George Ryga credited the intervention of Daryl Duke for the successful launching of Indian and, with it, his professional career. Plays for television that followed included The Storm (1962), Bitter Grass (1963), For Want of Something Better To Do (1963), The Tulip Garden (1963), Two Soldiers (1963), The Pear Tree (1963) and Man Alive (1965). At the same time he was writing 12 short stories for radio and stage plays that included A Touch of Cruelty (1961), Half-Caste (1962), Masks & Shadows (1963), Bread Route (1963), Departures (1963), Ballad for Bill (1963), Indian (1964) and an adaptation of Margaret Laurence’s The Stone Angel (1965).

Ryga was proud to think of himself as a commercial writer. In 1977, for example, he wrote a script for the American TV show The Bionic Woman entitled Garden of the Ice Palace–and it was bought and produced after several rewrites. But money was always scarce. George Ryga persevered from the Okanagan with scores of radio and television plays, plus a series of hard-edged and increasingly political novels published by Talonbooks.

The turning point for Ryga–and for Canadian drama–was his lyric documentary play about a young First Nations woman named Rita Joe who comes to the city only to die on Skid Row. Commissioned as a work for Canada’s Centennial celebrations, The Ecstasy of Rita Joe is easily one of the most moving plays that Canada has ever produced.

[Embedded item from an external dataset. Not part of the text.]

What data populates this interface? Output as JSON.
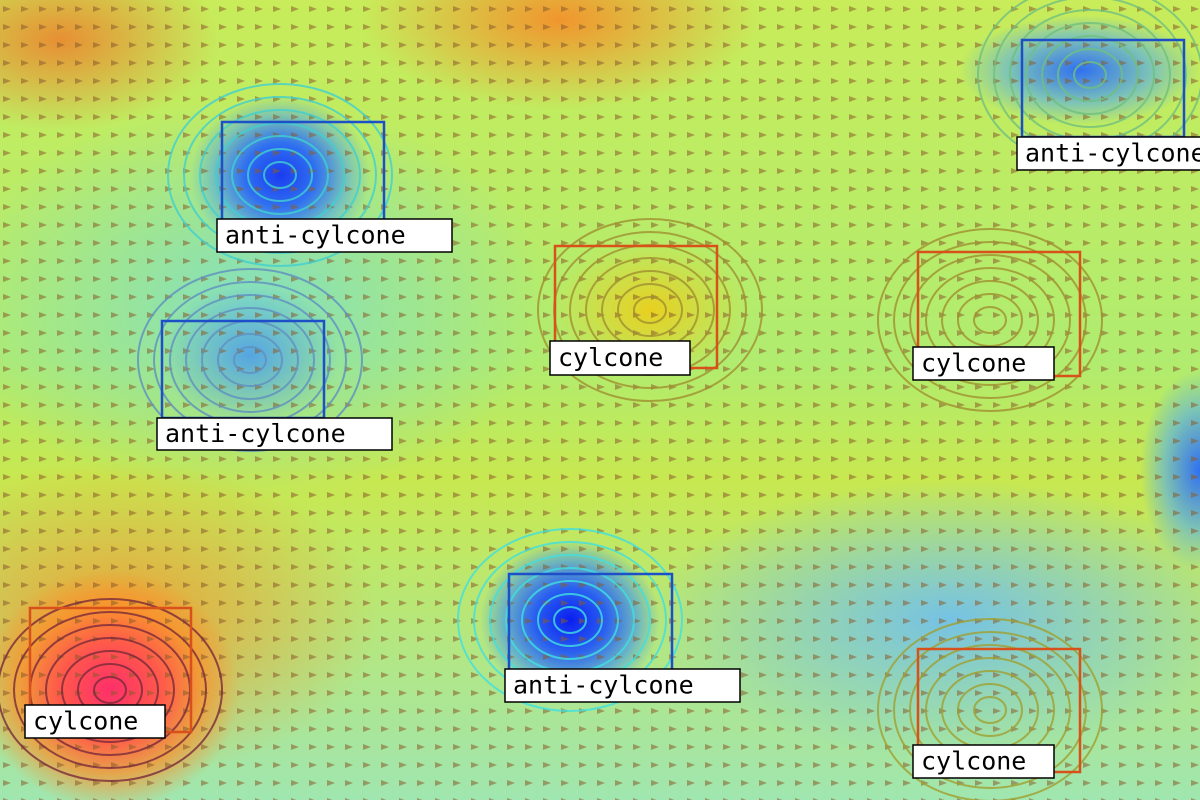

With its circular structure and Brechtian use of a singer outside of the action, The Ecstasy of Rita Joe, for Ryga, was more than a reflection of a local case of racial prejudice. It was his attempt to express his universal disdain and intolerance for injustice. “This issue is the burning issue of our time,” he said. “It is what the Congo, Bolivia, Vietnam are about. People who are forgotten are not forgetting. To overlook them is a dangerous delusion.”

George Ryga died of cancer on November 18, 1987 at age 55.

In 2003, John Lent of Okanagan College and Alan Twigg of BC BookWorld conceived an annual George Ryga Award for the best book by a BC author that exemplifies George Ryga’s passion for social issues.